Die Anforderung: sie muss PV-Überschüsse laden können, bezahlbar sein und am liebsten auch noch gut aussehen. Das witterungsbeständige, robuste Stahlgehäuse der aCharger-Säulen gibt es in frei wählbaren Farben und auch mit Firmenlogo. Aber noch wichtiger als die hohe Wertigkeit und Optik ist Lukas Hackländer das Innenleben.
Details zur Ladesäule der aCharger GmbH
„Wir wollten den offensten Ansatz wählen, den man nur eben wählen kann“, sagt er. „Nicht wie bei den Druckern, bei denen dann die passenden Patronen ein Vermögen kosten.“ Die aCharger-Ladesäule hat daher eine offene Schnittstelle. Das Gerät ist frei programmierbar und jeder Besitzer kann sie in seine individuelle Umgebung integrieren, wenn er beispielsweise ein Energiemanagementsystem hat oder irgendwann haben will. WLAN-fähig ist die Säule auch, aber Hackländer empfiehlt grundsätzlich, einen Internetanschluss direkt mit zu verlegen. Die Ladesäule ist einfach zu bedienen und auch ohne Konfiguration direkt einsatzfähig.
Wenn nicht jetzt, wann dann?
„Ziel ist es nicht, den großen Ladesäulenherstellern Konkurrenz zu machen“, sagt Hackländer. „Wir richten uns an Unternehmen, die sind wie wir.“ Also an jene, die gerade überlegen, ihren kleinen bis mittleren Fuhrpark auf Elektro umzustellen. Wenn nicht jetzt, wann dann, vermittelt er seinen Kunden, denn die Fördermöglichkeiten waren nie zahlreicher: Zuschüsse, Wegfall der KFZ-Steuer, Mittel von Land und KfW, auch im Zusammenhang mit der Haustechnik, die sowieso mal erneuert werden müsste.
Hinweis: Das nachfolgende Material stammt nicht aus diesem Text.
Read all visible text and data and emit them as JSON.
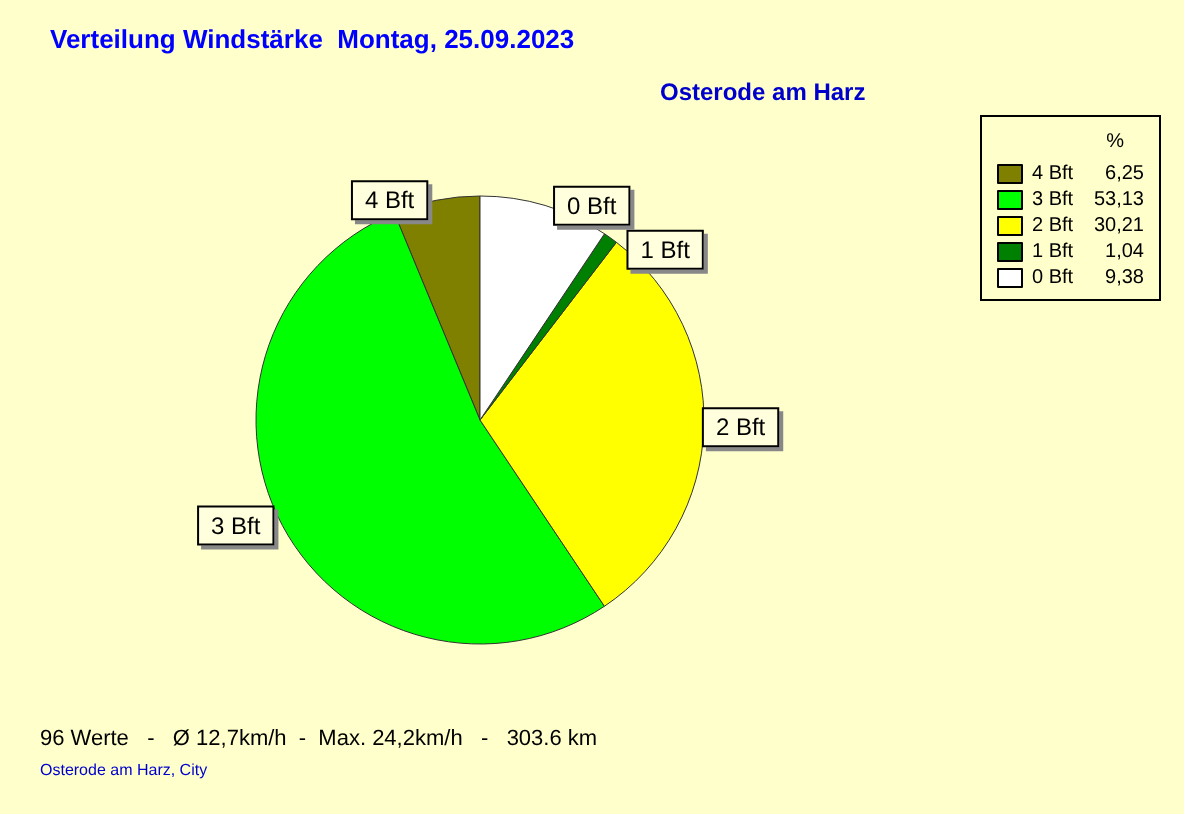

- Bis zu 9.000 € Ersparnis bei der Anschaffung von vollelektrischen Fahrzeugen und bis 6.750 € bei Plug-In-Hybriden durch den „Umweltbonus“
- Der Ladestrom beim Arbeitgeber ist bis 2030 steuerfrei
- KFZ-Steuerbefreiung für Elektrofahrzeuge bis Ende 2030, danach 50 %
- Dienstwagen unter 40.000 € werden mit 0,25 % (vollelektrisch) und 0,50 % (Plug-In Hybrid) versteuert
- Weniger oder gar keine Kosten für Verbrennungskraftstoffe, da die tägliche Pendelstrecke zur Arbeit auch bei Plug-In-Hybriden meist durch die elektrische Reichweite abgedeckt werden kann
- Geringere Betriebs- und Wartungskosten für Elektrofahrzeuge im Vergleich zu Verbrennern
- Bessere Ausnutzung des selbsterzeugten Stroms aus der Photovoltaikanlage
- Nutzung von Sonderrechten wie Fahrspuren, Parkplätzen etc.
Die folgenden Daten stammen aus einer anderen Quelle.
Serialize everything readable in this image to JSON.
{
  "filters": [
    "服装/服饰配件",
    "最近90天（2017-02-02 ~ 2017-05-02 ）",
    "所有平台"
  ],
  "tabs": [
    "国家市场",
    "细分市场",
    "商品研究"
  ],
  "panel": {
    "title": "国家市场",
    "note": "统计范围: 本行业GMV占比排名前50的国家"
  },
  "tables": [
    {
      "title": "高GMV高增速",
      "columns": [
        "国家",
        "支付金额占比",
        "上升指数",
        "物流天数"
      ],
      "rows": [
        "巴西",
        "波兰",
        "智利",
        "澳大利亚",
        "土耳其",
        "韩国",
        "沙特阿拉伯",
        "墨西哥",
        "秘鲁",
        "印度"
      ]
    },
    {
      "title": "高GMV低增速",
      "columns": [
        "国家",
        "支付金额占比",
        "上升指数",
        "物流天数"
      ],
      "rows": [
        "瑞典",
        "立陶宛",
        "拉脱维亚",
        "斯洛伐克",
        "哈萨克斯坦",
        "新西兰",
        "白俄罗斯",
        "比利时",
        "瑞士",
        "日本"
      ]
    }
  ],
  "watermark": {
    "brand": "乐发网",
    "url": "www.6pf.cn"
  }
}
- Möglichkeiten für Sonderabschreibungen bei leichten Nutzfahrzeugen
- Bereitstellung von Kundenparkplätzen mit Lademöglichkeit
Quelle: Website aCharger GmbH
Auf der gleichen Seite finden Sie Informationen über benötigte Ladeleistung und einen Rechner, um den eigenen Bedarf einzuschätzen.
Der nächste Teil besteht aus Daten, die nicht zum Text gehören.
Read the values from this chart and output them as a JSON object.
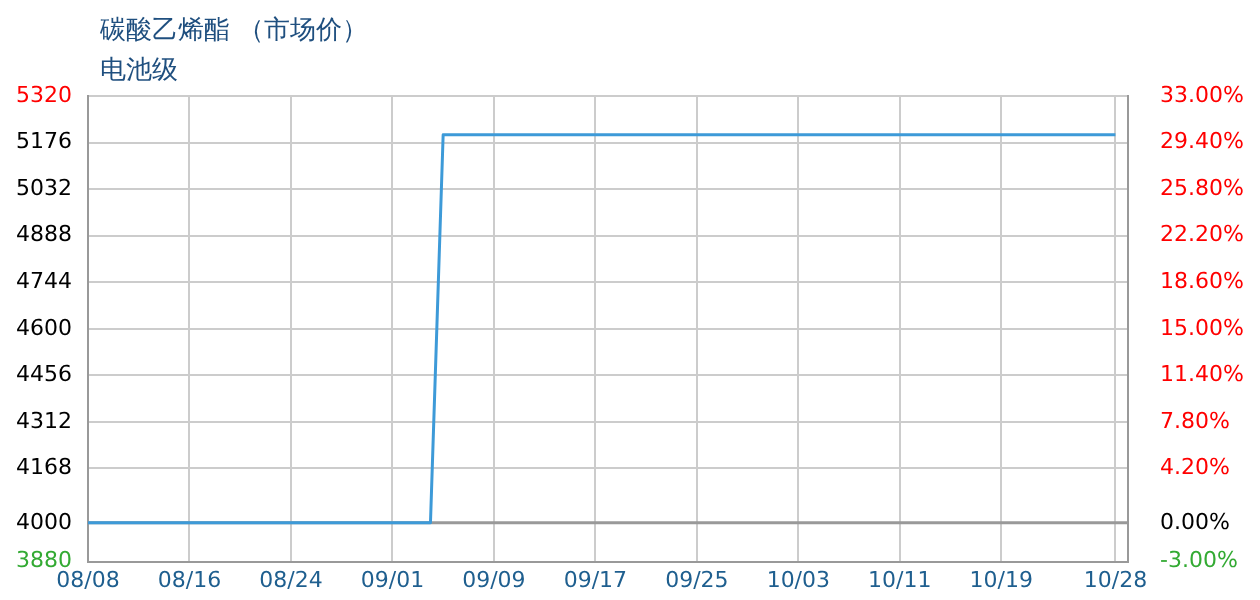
{
  "chart_data": {
    "type": "line",
    "title": "碳酸乙烯酯 （市场价）",
    "subtitle": "电池级",
    "x": [
      "--08-08",
      "--09-04",
      "--09-05",
      "--10-28"
    ],
    "series": [
      {
        "color": "#3d9ad8",
        "values": [
          4000,
          4000,
          5200,
          5200
        ]
      }
    ],
    "xlim": [
      "--08-08",
      "--10-29"
    ],
    "xticks": [
      {
        "value": "--08-08",
        "label": "08/08"
      },
      {
        "value": "--08-16",
        "label": "08/16"
      },
      {
        "value": "--08-24",
        "label": "08/24"
      },
      {
        "value": "--09-01",
        "label": "09/01"
      },
      {
        "value": "--09-09",
        "label": "09/09"
      },
      {
        "value": "--09-17",
        "label": "09/17"
      },
      {
        "value": "--09-25",
        "label": "09/25"
      },
      {
        "value": "--10-03",
        "label": "10/03"
      },
      {
        "value": "--10-11",
        "label": "10/11"
      },
      {
        "value": "--10-19",
        "label": "10/19"
      },
      {
        "value": "--10-28",
        "label": "10/28"
      }
    ],
    "ylim": [
      3880,
      5320
    ],
    "yticks": [
      3880,
      4000,
      4168,
      4312,
      4456,
      4600,
      4744,
      4888,
      5032,
      5176,
      5320
    ],
    "y2lim": [
      -3,
      33
    ],
    "y2ticks": [
      {
        "value": -3,
        "label": "-3.00%"
      },
      {
        "value": 0,
        "label": "0.00%"
      },
      {
        "value": 4.2,
        "label": "4.20%"
      },
      {
        "value": 7.8,
        "label": "7.80%"
      },
      {
        "value": 11.4,
        "label": "11.40%"
      },
      {
        "value": 15,
        "label": "15.00%"
      },
      {
        "value": 18.6,
        "label": "18.60%"
      },
      {
        "value": 22.2,
        "label": "22.20%"
      },
      {
        "value": 25.8,
        "label": "25.80%"
      },
      {
        "value": 29.4,
        "label": "29.40%"
      },
      {
        "value": 33,
        "label": "33.00%"
      }
    ],
    "ref_lines": [
      {
        "axis": "y2",
        "value": 0,
        "color": "#999999"
      }
    ],
    "grid": true,
    "legend": false,
    "marker": "none",
    "line_style": "solid"
  }
}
Obwohl die aCharger erst im Februar gegründet wurde, ist die Nachfrage bereits hoch, besonders nach Beratung. „Am Telefon kommen mit jeder Antwort drei neue Fragen“, sagt er. „Es besteht ein unfassbar hoher Aufklärungsbedarf.“ Die aCharger bedient diesen mit Blogbeiträgen und vor Ort bei Projektierungen.
Produkt nur Teil einer Zukunftsvision
Lukas Hackländer geht es bei der Beratung um weit mehr als Ladesäulen. Er brennt für seine Sache und Interessierte erhalten zum Produkt auch gleich noch die Vision dazu, dass Ökologie und Ökonomie nicht im Widerspruch stehen.
Die Ladesäulen sind für ihn nur ein Baustein im Gesamtkonzept. „Wir verkaufen keine PV-Anlagen, aber wir fragen: Haben Sie darüber nachgedacht?“, sagt er. Sein Wunsch ist es, aufzuzeigen, wie das energetische Zusammenspiel sein kann, damit es am Ende nicht nur umweltschonend, sondern auch mit positiver Rendite ausgeht. Er will diejenigen abholen, „die bereit sind, offen in die Zukunft zu schauen, und die daran glauben, dass sie am Ende Kosten sparen und Entwicklungspotenziale generieren.“
Warum Zähler sich rückwärts drehen müssen
Die Zielgruppe „Unternehmen, die sind wie wir“ sind höchst interessiert an den Erfahrungen, die der Geschäftsführer bereits selbst gemacht hat. Lukas Hackländer zeigt, was geht, und erzählt, was noch nicht geht, nämlich die E-Flotte mit anderen Sektoren zu koppeln. Zunächst einmal liegt das am Gesetzgeber und dem Hauszähler. „Die Zähler müssten sich rückwärts drehen – und das können die alten Zähler nicht“, erklärt er. Ein Smartmeter zählt hingegen in zwei Richtungen. Für dieses sogenannte bidirektionale Laden sind die meisten E-Autos und auch die Ladesäule von aCharger bereits vorgerüstet. Die Software ist jedoch noch gesperrt.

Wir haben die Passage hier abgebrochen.